Bash – Using grep in conditional statement in bash

bashshell-scriptUbuntu

I'm still very new to scripting in bash, and just trying a few what I thought would be basic things. I want to run DDNS that updates from the my server running Ubuntu 14.04.

Borrowing some code from dnsimple, this is what I have so far:

#!/bin/bash

LOGIN="email"
TOKEN="token"
DOMAIN_ID="domain"
RECORD_ID="record"
IP=`curl -s http://icanhazip.com/`

OUTPUT=`
curl -H "Accept: application/json" \
     -H "Content-Type: application/json" \
     -H "X-DNSimple-Domain-Token: $TOKEN" \
     -X "PUT" \
     -i "https://api.dnsimple.com/v1/domains/$DOMAIN_ID/records/$RECORD_ID" \
     -d "{\"record\":{\"content\":\"$IP\"}}"`

if ! echo "$OUTPUT" | grep -q "(Status:\s200)"; then

echo "match"

$(echo "$OUTPUT" | grep -oP '(?<="message":")(.[^"]*)' >> /home/ddns/ddns.log)
$(echo "$OUTPUT"| grep -P '(Status:\s[0-9]{3}\s)' >> /home/ddns/ddns.log)

fi

The idea is that it runs every 5 minutes, which I have working using a cronjob. I then want to check the output of the curl to see if the status is "200" or other. If it is something else, then I want to save the output to a file.

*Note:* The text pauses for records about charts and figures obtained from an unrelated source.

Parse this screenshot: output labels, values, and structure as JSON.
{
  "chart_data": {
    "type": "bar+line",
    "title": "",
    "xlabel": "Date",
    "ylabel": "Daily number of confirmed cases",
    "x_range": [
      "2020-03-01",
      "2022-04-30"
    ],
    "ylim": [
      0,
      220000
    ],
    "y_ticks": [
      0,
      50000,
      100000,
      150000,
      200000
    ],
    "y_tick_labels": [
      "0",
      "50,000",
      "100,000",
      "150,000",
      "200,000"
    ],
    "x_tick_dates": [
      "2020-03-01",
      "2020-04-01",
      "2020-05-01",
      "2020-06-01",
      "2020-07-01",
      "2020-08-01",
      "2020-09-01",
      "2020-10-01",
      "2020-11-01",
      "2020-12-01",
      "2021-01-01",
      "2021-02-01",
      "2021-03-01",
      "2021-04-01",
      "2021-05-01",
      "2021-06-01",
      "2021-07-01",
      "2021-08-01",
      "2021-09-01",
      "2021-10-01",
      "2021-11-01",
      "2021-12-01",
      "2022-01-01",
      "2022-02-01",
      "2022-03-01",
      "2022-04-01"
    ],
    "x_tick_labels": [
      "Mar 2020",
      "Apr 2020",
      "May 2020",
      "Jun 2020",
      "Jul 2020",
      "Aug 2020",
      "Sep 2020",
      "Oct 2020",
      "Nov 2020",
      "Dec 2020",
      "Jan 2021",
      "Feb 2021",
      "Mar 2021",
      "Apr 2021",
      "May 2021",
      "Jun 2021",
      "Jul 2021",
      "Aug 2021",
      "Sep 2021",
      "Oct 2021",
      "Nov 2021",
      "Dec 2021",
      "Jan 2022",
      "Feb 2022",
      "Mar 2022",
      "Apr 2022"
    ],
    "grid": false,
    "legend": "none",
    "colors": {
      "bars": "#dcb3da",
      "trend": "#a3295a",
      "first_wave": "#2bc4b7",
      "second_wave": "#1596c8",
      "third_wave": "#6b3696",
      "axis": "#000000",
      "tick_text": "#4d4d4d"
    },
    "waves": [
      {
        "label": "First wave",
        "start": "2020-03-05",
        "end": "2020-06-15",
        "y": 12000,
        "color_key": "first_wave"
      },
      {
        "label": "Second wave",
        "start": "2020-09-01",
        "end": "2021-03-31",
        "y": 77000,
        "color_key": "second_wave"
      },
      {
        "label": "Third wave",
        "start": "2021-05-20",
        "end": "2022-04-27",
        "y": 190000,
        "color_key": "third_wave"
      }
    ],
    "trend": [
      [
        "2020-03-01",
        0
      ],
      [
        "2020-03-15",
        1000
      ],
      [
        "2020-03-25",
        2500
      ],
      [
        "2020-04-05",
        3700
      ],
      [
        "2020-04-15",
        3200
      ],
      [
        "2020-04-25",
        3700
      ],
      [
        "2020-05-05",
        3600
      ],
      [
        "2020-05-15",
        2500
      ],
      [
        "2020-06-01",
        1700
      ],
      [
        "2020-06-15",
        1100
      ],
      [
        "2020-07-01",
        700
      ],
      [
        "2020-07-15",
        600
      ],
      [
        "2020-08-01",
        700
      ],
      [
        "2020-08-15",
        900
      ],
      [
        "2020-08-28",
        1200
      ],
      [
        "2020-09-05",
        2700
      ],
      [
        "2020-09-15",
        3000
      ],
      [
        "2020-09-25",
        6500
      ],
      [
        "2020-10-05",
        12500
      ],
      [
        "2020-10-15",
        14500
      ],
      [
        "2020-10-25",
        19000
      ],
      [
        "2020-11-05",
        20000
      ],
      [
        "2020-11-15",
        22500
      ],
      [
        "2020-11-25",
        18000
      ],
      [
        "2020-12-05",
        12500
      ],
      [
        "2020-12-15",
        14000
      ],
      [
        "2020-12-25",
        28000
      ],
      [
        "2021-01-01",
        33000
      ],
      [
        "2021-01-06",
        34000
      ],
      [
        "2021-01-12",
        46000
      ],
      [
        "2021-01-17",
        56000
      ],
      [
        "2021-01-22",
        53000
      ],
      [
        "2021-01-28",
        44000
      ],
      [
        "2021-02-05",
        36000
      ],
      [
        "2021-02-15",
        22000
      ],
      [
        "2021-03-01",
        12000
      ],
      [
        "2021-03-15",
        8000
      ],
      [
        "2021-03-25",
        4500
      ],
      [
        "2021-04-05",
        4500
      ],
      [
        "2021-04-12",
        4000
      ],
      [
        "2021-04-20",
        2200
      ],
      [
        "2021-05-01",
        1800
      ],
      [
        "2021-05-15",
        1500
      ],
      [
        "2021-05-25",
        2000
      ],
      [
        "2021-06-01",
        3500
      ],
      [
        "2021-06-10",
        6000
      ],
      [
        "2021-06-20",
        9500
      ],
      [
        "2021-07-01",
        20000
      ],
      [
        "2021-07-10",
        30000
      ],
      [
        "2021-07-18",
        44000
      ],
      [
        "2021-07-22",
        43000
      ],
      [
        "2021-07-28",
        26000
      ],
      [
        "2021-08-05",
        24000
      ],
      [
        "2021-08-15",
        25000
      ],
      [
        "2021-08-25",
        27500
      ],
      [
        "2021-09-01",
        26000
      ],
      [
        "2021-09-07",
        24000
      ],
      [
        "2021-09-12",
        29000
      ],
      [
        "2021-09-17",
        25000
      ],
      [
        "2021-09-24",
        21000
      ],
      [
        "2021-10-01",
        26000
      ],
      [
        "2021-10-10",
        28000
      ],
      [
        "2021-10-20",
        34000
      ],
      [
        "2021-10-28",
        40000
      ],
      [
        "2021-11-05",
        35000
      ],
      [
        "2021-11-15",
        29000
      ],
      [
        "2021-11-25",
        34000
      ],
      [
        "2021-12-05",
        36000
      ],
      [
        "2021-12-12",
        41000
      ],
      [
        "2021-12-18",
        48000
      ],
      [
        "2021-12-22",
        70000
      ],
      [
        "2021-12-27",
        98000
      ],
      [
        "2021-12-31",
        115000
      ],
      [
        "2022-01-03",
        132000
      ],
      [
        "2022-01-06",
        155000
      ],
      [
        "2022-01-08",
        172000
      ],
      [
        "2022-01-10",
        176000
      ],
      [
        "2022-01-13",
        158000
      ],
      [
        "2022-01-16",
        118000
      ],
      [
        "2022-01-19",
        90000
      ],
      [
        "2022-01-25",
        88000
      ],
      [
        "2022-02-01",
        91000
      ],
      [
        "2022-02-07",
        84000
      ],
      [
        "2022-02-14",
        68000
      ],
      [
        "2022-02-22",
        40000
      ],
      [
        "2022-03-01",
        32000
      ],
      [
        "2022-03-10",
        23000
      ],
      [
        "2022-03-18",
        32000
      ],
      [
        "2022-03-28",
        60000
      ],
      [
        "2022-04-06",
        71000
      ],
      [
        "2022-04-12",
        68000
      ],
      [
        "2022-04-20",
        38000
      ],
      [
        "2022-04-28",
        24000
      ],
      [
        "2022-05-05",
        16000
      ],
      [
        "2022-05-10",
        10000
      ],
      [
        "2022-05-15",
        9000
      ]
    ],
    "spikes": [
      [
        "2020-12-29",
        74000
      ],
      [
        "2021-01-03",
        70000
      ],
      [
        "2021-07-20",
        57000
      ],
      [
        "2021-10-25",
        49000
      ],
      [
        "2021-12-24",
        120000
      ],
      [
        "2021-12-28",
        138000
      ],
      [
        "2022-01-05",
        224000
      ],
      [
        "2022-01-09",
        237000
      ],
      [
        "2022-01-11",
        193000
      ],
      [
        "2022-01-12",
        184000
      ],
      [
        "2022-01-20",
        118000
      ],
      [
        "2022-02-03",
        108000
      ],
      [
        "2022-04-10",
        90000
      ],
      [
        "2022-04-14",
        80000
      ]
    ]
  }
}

What I can't get working is the if statement. As I understand it, the -q on the grep command will provide an exit code for the if statement. However I can't seem to get it work. Where have I gone wrong?

Best Answer

You're almost there. Just omit the exclamation mark:

OUTPUT='blah blah (Status: 200)'
if echo "$OUTPUT" | grep -q "(Status:\s200)"; then
    echo "MATCH"
fi

Result:

MATCH

The if condition is fulfilled if grep returns with exit code 0 (which means a match). The ! exclamation mark will negate this.